Capital expenditures have been running out of control. To see what capital expenditures are doing, observe the following chart. Cash from operations(CFO), capital expenditures(cap ex) and free cash flow(FCF) have been normalized by using their 3 year trailing averages. By doing this, it is easy to observe how cash from operations has been fairly constant and how capital expenditures are having a great effect on free cash flow.

AA_normalizedFCF.jpg

Recent events:

Between July 2008 and December 2008, the price of aluminum on the London Metal Exchange tumbled 56%. In response to this and the overall changing economy, Alcoa began to reduce their workforce, reducing output at the least efficient smelting facilities and froze share repurchases. They also reduced capital expenditure spending to only those things that are required by law or needed to fulfill customer contracts.

In January of 2009, the Cash Sustainability Program was created.
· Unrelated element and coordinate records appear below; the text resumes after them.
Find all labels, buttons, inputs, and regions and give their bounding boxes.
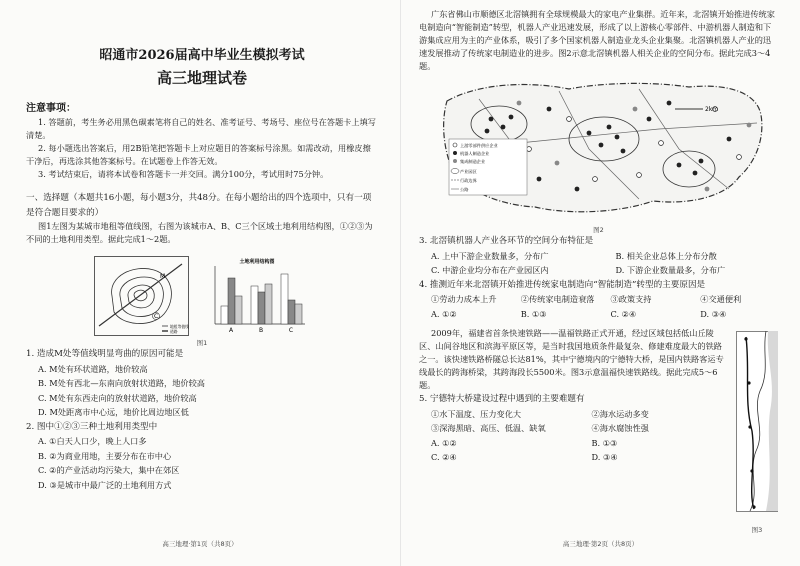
land-use-bar-chart (205, 256, 310, 336)
figure-2 (439, 79, 769, 229)
figure-1-caption: 图1 (196, 339, 208, 347)
note-2: 2. 每小题选出答案后，用2B铅笔把答题卡上对应题目的答案标号涂黑。如需改动，用橡皮擦干净后，再选涂其他答案标号。在试题卷上作答无效。 (26, 143, 371, 166)
fig2-legend-park: 产业园区 (460, 169, 477, 174)
q2-option-d: D. ③是城市中最广泛的土地利用方式 (38, 479, 172, 490)
rent-contour-map (94, 256, 189, 336)
fig1-legend-contour: 地租等值线 (170, 324, 189, 329)
q4-option-a: A. ①② (431, 308, 457, 319)
q4-factor-2: ②传统家电制造衰落 (520, 294, 595, 304)
question-2-stem: 2. 图中①②③三种土地利用类型中 (26, 421, 158, 432)
question-4-stem: 4. 推测近年来北滘镇开始推进传统家电制造向“智能制造”转型的主要原因是 (419, 279, 706, 290)
svg-text:C: C (154, 313, 159, 320)
fig2-legend-integrator: 集成制造企业 (460, 159, 486, 164)
figure-1 (26, 256, 378, 338)
page-1-footer: 高三地理·第1页（共8页） (162, 540, 238, 548)
q1-option-b: B. M处有西北—东南向放射状道路，地价较高 (38, 378, 205, 388)
railway-map (736, 331, 778, 521)
notes-heading: 注意事项： (26, 103, 76, 114)
q4-factor-1: ①劳动力成本上升 (431, 294, 497, 304)
fig2-legend-robot-maker: 机器人制造企业 (460, 151, 490, 156)
q5-option-b: B. ①③ (591, 437, 618, 448)
exam-title: 昭通市2026届高中毕业生模拟考试 (99, 48, 305, 63)
note-1: 1. 答题前，考生务必用黑色碳素笔将自己的姓名、准考证号、考场号、座位号在答题卡上填写清楚。 (26, 117, 376, 140)
exam-subtitle: 高三地理试卷 (156, 69, 247, 87)
q1-option-d: D. M处距离市中心远，地价比周边地区低 (38, 407, 189, 417)
note-3: 3. 考试结束后，请将本试卷和答题卡一并交回。满分100分，考试用时75分钟。 (38, 169, 329, 179)
q4-option-b: B. ①③ (520, 308, 547, 319)
question-5-stem: 5. 宁德特大桥建设过程中遇到的主要难题有 (419, 394, 585, 404)
section1-heading: 一、选择题（本题共16小题，每小题3分，共48分。在每小题给出的四个选项中，只有一项是符合题目要求的） (26, 193, 372, 218)
figure-2-caption: 图2 (593, 226, 604, 234)
q5-factor-3: ③深海黑暗、高压、低温、缺氧 (431, 423, 546, 433)
fig2-scale-label: 2km (705, 106, 719, 113)
svg-text:M: M (160, 273, 166, 280)
q4-factor-4: ④交通便利 (700, 294, 742, 304)
fig2-legend-boundary: 行政边界 (460, 178, 477, 183)
q3-option-a: A. 上中下游企业数量多，分布广 (431, 250, 549, 261)
q5-factor-2: ②海水运动多变 (591, 408, 649, 419)
section1-intro: 图1左图为某城市地租等值线图，右图为该城市A、B、C三个区域土地利用结构图，①②③为不同的土地利用类型。据此完成1～2题。 (26, 221, 373, 244)
passage-1: 广东省佛山市顺德区北滘镇拥有全球规模最大的家电产业集群。近年来，北滘镇开始推进传统家电制造向“智能制造”转型，机器人产业迅速发展，形成了以上游核心零部件、中游机器人制造和下游集成应用为主的产业体系，吸引了多个国家机器人制造业龙头企业集聚。北滘镇机器人产业的迅速发展推动了传统家电制造业的进步。图2示意北滘镇机器人相关企业的空间分布。据此完成3～4题。 (419, 9, 775, 71)
question-3-stem: 3. 北滘镇机器人产业各环节的空间分布特征是 (419, 236, 594, 246)
q1-option-c: C. M处有东西走向的放射状道路，地价较高 (38, 392, 197, 403)
q3-option-d: D. 下游企业数量最多，分布广 (615, 265, 726, 275)
q2-option-a: A. ①白天人口少，晚上人口多 (38, 436, 147, 446)
q2-option-c: C. ②的产业活动均污染大，集中在郊区 (38, 465, 180, 475)
q5-factor-1: ①水下温度、压力变化大 (431, 408, 522, 419)
exam-page-2 (400, 0, 800, 566)
q3-option-b: B. 相关企业总体上分布分散 (615, 250, 717, 261)
q4-option-d: D. ③④ (700, 308, 727, 319)
figure-3-caption: 图3 (751, 526, 763, 534)
q5-option-d: D. ③④ (591, 452, 618, 462)
fig1-category-a: A (228, 327, 234, 334)
fig1-chart-title: 土地利用结构图 (239, 259, 275, 265)
q2-option-b: B. ②为商业用地，主要分布在市中心 (38, 450, 172, 461)
q1-option-a: A. M处有环状道路，地价较高 (38, 363, 148, 374)
section-railway (419, 327, 778, 534)
page-2-footer: 高三地理·第2页（共8页） (562, 540, 639, 548)
q5-option-c: C. ②④ (431, 452, 457, 462)
q5-option-a: A. ①② (431, 437, 457, 448)
robot-industry-map (439, 79, 769, 219)
passage-2: 2009年，福建省首条快速铁路——温福铁路正式开通，经过区域包括低山丘陵区、山间谷地区和滨海平原区等，是当时我国地质条件最复杂、修建难度最大的铁路之一。该快速铁路桥隧总长达81%，其中宁德境内的宁德特大桥，是国内铁路客运专线最长的跨海桥梁，其跨海段长5500米。图3示意温福快速铁路线。据此完成5～6题。 (419, 328, 724, 390)
q3-option-c: C. 中游企业均分布在产业园区内 (431, 265, 549, 275)
q4-factor-3: ③政策支持 (610, 294, 652, 304)
q5-factor-4: ④海水腐蚀性强 (591, 423, 649, 433)
question-1-stem: 1. 造成M处等值线明显弯曲的原因可能是 (26, 349, 184, 359)
fig2-legend-upstream: 上游零部件供应企业 (460, 143, 498, 148)
fig1-legend-road: 道路 (170, 329, 178, 334)
fig2-legend-road: 公路 (460, 187, 469, 192)
fig1-category-b: B (258, 327, 264, 334)
q4-option-c: C. ②④ (610, 308, 637, 319)
fig1-category-c: C (288, 327, 294, 334)
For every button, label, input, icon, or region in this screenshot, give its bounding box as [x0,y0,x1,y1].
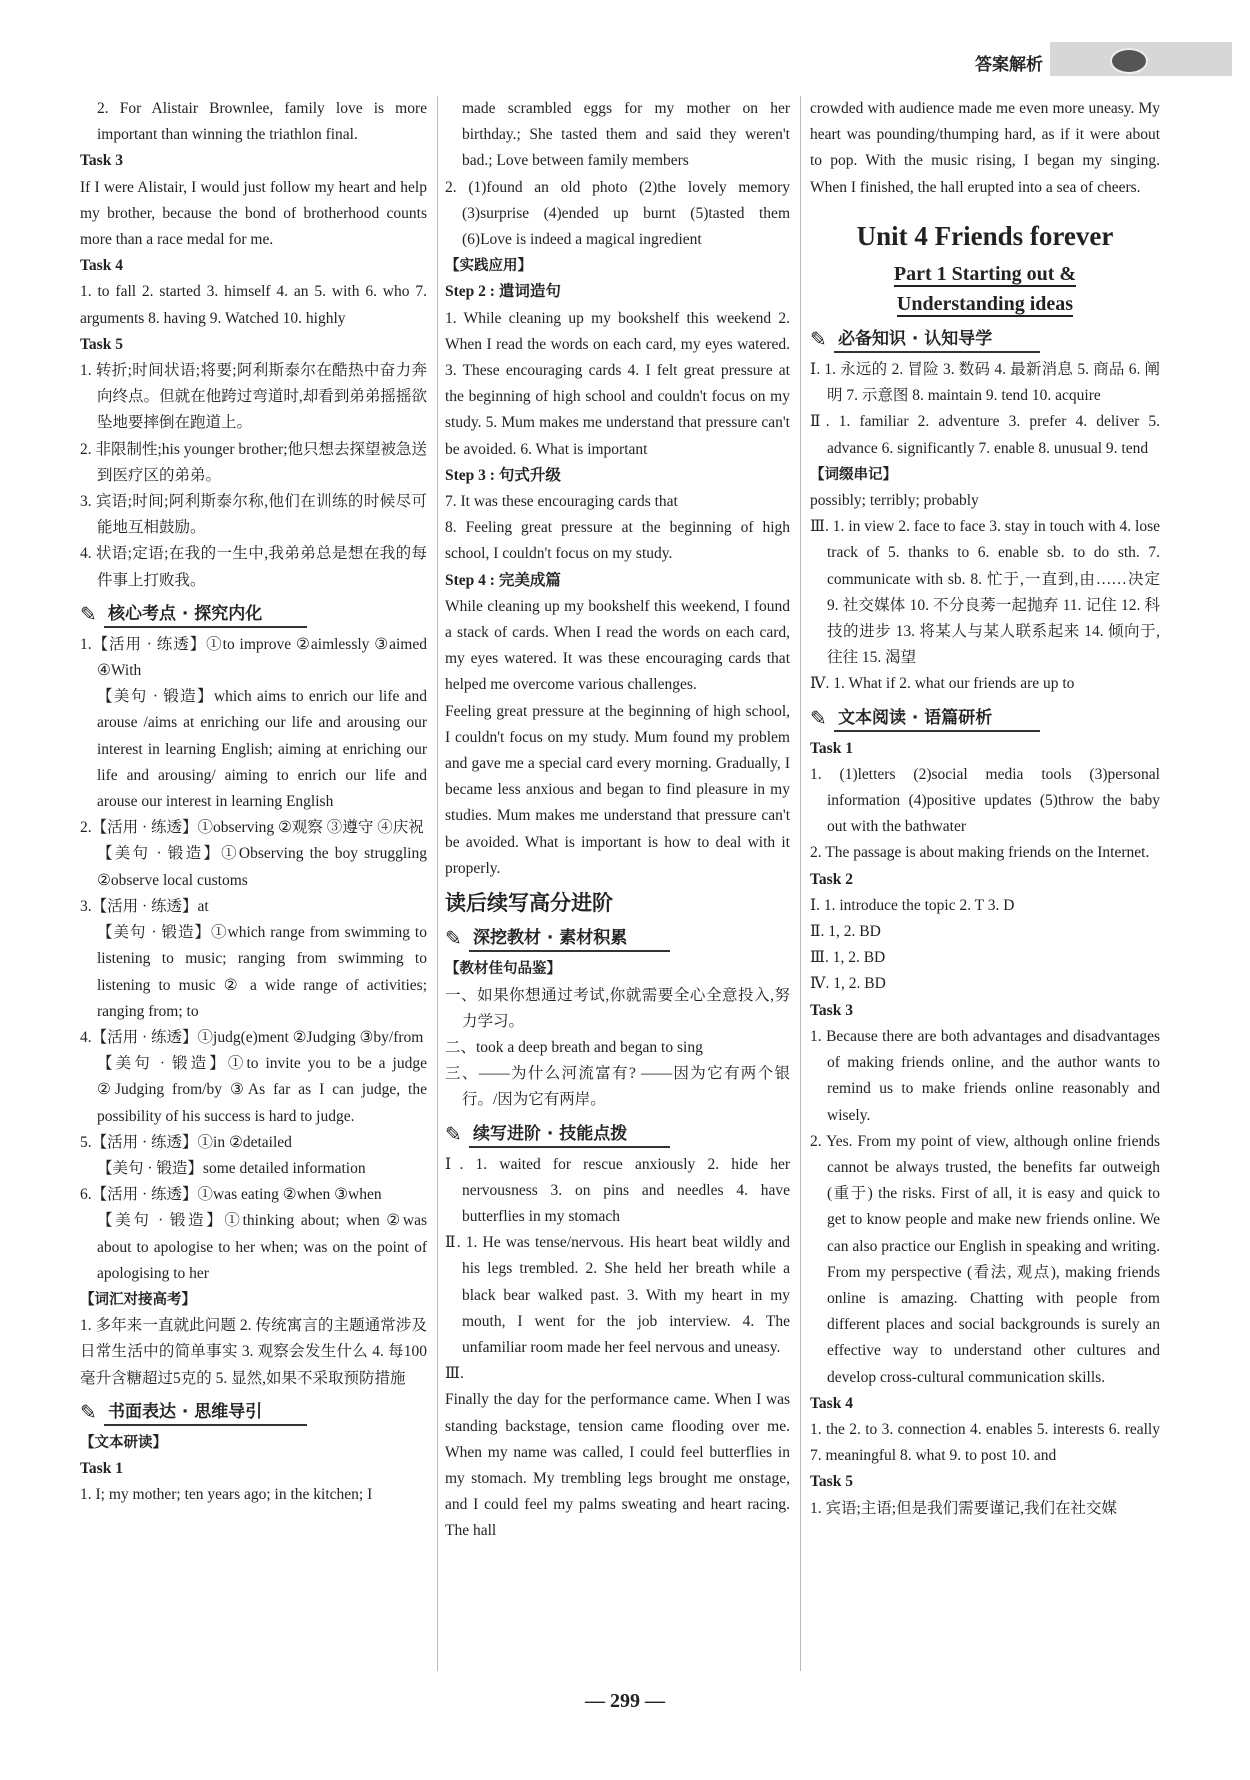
text-line: 【教材佳句品鉴】 [445,961,561,978]
text-line: 1. 转折;时间状语;将要;阿利斯泰尔在酷热中奋力奔向终点。但就在他跨过弯道时,却看到弟弟摇摇欲坠地要摔倒在跑道上。 [80,362,427,432]
text-line [810,289,1160,319]
text-line: 1. I; my mother; ten years ago; in the kitchen; I [80,1486,373,1504]
text-line: 3. 宾语;时间;阿利斯泰尔称,他们在训练的时候尽可能地互相鼓励。 [80,493,427,537]
text-line: 1. While cleaning up my bookshelf this weekend 2. When I read the words on each card, my eyes watered. 3. These encouraging cards 4. I felt great pressure at the beginning of high school and couldn't focus on my study. 5. Mum makes me understand that pressure can't be avoided. 6. What is important [445,309,790,458]
column-3 [810,96,1160,1522]
task-heading: Task 3 [810,1001,853,1019]
section-heading: ✎ 必备知识 · 认知导学 [810,325,1160,353]
task-heading: Task 4 [810,1394,853,1412]
text-line: If I were Alistair, I would just follow my heart and help my brother, because the bond of brotherhood counts more than a race medal for me. [80,178,427,249]
text-line: 1. the 2. to 3. connection 4. enables 5. interests 6. really 7. meaningful 8. what 9. to post 10. and [810,1420,1160,1465]
section-heading: ✎ 续写进阶 · 技能点拨 [445,1120,790,1148]
text-line: possibly; terribly; probably [810,492,979,510]
text-line: 【美句 · 锻造】①thinking about; when ②was about to apologise to her when; was on the point of apologising to her [97,1212,427,1282]
text-line: 【美句 · 锻造】①Observing the boy struggling ②observe local customs [97,845,427,889]
text-line: Ⅳ. 1. What if 2. what our friends are up to [810,675,1075,693]
header-title: 答案解析 [975,55,1043,75]
text-line: 4. 状语;定语;在我的一生中,我弟弟总是想在我的每件事上打败我。 [80,545,427,589]
text-line: Ⅱ. 1. He was tense/nervous. His heart beat wildly and his legs trembled. 2. She held her breath while a black bear walked past. 3. With my heart in my mouth, I went for the job interview. 4. The unfamiliar room made her feel nervous and uneasy. [445,1234,790,1356]
text-line: 【美句 · 锻造】①to invite you to be a judge ②Judging from/by ③As far as I can judge, the possibility of his success is hard to judge. [97,1055,427,1125]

The goal of this program is for cash flow from operations to be neutral at worse. The focus of the program while it is ongoing is to keep a close eye on overhead, procurement, working capital, operations and transactions. Alcoa does admit that these are short term focuses. These are focuses that Alcoa should make part of their culture. Hopefully that proves to be the case when the economy improves.

For the first 3 Quarters of 2009, cash flow from operations came in at $241 million. This meets Alcoa's goal of the Cash Sustainability Program. Capital expenditures also seem to have been reigned in a bit. For the 3 reported quarters of 2009, cap ex comes in at $1.25 billion. That is greatly improved over the $3.43 billion average we have seen over the past 3 years.

Valuation

For this valuation, a Discounted Cash Flow model is used. There is no simple way to value Alcoa so three views will be taken. One that assumes zero free cash flow for many many years. The second will use the 10 year average for Free cash flow as a basis for future free cash flows. And a third view will be an optimistic view that assumes that management can better control capital expenditures going forward.

Both approaches require a share count. As of the latest 10-Q, there are 974 million shares outstanding (974,377,851 to be exact). However, there are convertible notes which could dilute the current share base. There is the potential for 89 million additional shares through these convertible notes. So for valuation purposes, assume 1.063 billion shares.

- valuation 1

The simple approach is to use the $13.2 billion in shareholder equity that is on the books. This will serve as the minimum valuation of Alcoa. This is about $12.42 per share. This valuation is simply a discounted cash flow analysis that assumes that no free cash flow for all future years.

- valuation 2

So long as management is steadfast in their actions for the long term, shareholders could very well be rewarded. This in large part means that management needs to continue to tightly control capital expenditures going forward just as they have during the current recession. Without tight controls on cap ex going forward, this valuation may be overly-optimistic. Having said this, the average free cash flow for the past 10 years is $364 million. This will serve as free cash flow for year one in this valuation. A low free cash flow growth rate of 4% is used with a discount rate of 9%. These future free cash flows discounted to current value (at a rate of 9%) yield value of about $4.4 billion. Or $4.14 per share. Add this to the $12.42 previously calculated and an intrinsic value of $16.56

- valuation 3

This is the valuation which shows the true potential for Alcoa. This assumes free cash flow of $1 billion for FY2010. It will then grow at 6$ for 10 years and 4% for the 10 after that. A discount rate of 9% is used again. By doing this, a value of $26.9 billion is calculated. This is $25.32 per share.

- valuation conclusion

Alcoa closed at $13.40 on Friday. At a bare minimum, Alcoa is worth $12.42 per share. More realistically, Alcoa is probably worth at least $16.50. And the optimistic view is that Alcoa is worth 25.32. There seems t be only upside potential here.